Shares of mall-focused real estate investment trust (REIT) Simon Property Group (NYSE:SPG) have been cut in half in 2020. The big picture is COVID-19, which came on top of the already difficult "retail apocalypse." It's pretty simple to say where Simon will be in a year from a big-picture perspective, but the important information is in the finer details.

It's going to be tough

Leading up to 2020, the big story in the mall sector was the retail apocalypse. There's a lot in that term, but basically: Heavily leveraged retailers that weren't able to keep up with consumer tastes, including an increasing desire to shop online, were falling behind their peers. Many were pulling back by shutting stores or, worse, going bankrupt. The key, however, is that this trend is bigger than online shopping destroying brick-and-mortar stores. Indeed, there are plenty of physical stores in expansion mode.

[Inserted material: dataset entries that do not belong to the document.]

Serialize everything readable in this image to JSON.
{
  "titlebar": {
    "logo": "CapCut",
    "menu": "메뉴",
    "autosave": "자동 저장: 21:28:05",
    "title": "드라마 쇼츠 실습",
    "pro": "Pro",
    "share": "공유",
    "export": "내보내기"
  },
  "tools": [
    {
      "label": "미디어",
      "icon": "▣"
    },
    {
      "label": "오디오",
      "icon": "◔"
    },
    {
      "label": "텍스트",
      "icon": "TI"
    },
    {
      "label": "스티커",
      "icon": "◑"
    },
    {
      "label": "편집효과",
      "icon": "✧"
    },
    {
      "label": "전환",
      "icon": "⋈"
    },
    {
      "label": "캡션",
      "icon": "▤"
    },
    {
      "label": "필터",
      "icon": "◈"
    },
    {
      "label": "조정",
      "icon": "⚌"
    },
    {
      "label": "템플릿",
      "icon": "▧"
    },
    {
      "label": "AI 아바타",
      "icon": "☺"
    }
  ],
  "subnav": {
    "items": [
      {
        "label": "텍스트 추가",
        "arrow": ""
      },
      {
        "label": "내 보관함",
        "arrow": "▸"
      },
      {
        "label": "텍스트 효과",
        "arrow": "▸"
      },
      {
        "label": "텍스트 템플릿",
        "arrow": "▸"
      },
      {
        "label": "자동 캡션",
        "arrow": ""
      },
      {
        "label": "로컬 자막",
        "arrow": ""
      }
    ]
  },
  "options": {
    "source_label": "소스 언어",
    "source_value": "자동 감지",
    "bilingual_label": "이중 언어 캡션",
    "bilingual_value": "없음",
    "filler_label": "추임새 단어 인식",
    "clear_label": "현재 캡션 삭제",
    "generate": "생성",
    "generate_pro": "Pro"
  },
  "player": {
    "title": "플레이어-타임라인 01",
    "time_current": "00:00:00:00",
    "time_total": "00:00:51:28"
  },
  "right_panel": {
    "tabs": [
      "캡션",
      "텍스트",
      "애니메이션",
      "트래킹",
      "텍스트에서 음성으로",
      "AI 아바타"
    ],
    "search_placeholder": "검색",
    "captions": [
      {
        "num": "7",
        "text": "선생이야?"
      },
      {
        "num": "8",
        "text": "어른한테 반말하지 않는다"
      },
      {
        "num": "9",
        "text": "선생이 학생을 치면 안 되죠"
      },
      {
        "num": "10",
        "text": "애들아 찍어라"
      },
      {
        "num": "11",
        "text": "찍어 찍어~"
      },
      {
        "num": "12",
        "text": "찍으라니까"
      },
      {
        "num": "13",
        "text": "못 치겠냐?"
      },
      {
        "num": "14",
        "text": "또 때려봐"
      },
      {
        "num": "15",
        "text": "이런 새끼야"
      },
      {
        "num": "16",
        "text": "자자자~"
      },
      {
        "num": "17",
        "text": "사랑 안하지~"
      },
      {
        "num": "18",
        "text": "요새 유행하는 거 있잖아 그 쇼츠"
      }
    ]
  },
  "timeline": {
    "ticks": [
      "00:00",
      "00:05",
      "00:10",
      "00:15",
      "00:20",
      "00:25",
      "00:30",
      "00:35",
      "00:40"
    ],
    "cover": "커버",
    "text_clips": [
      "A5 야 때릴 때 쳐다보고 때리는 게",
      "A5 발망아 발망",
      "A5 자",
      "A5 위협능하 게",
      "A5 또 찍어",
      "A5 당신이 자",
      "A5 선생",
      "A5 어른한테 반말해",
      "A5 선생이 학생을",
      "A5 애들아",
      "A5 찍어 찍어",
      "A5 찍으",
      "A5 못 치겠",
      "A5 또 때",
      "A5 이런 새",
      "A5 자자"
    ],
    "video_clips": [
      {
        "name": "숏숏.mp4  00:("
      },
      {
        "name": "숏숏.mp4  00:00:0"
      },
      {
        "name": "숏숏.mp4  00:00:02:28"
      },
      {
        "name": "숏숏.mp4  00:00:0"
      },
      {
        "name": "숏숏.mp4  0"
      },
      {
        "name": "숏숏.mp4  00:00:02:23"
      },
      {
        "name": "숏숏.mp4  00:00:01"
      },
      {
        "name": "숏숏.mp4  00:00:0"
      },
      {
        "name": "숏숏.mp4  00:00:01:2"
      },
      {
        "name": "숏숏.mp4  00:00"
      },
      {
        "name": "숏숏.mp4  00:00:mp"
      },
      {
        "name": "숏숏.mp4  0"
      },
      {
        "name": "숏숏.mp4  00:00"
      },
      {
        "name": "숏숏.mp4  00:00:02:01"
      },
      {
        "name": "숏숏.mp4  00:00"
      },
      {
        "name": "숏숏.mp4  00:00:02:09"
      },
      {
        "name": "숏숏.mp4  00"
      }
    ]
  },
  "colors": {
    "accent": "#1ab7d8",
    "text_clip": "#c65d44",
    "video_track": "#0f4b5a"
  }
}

Two people with shopping bags standing in a mall

Image source: Getty Images

That said, in 2020, countries around the world effectively closed their economies to slow the spread of COVID-19. That hit retailers hard and exacerbated the troubles for heavily leveraged retailers. A large number have gone bankrupt in a very short period of time. Many of the companies that remain are looking to rationalize their footprints, with some choosing to close less desirable locations. That's bad news for mall-owning REITs like Simon, and the pain is going to linger for at least a year -- but probably much longer. 

So over the next year, Simon Property Group is definitely going to be dealing with significant headwinds created by store closures and retail bankruptcies. It's not going to be easy, and it's not going to be pretty. But to really understand what's going on, you need to look a little deeper.

No easy answers

A mall is an ecosystem curated and managed by the mall's owner. There are a number of aspects to this that are vital. For example, Simon takes great care to ensure that its malls and outlet centers (about 200 or so) are located in wealthy areas with large populations. Just owning any old mall isn't enough -- malls need to be in good locations. 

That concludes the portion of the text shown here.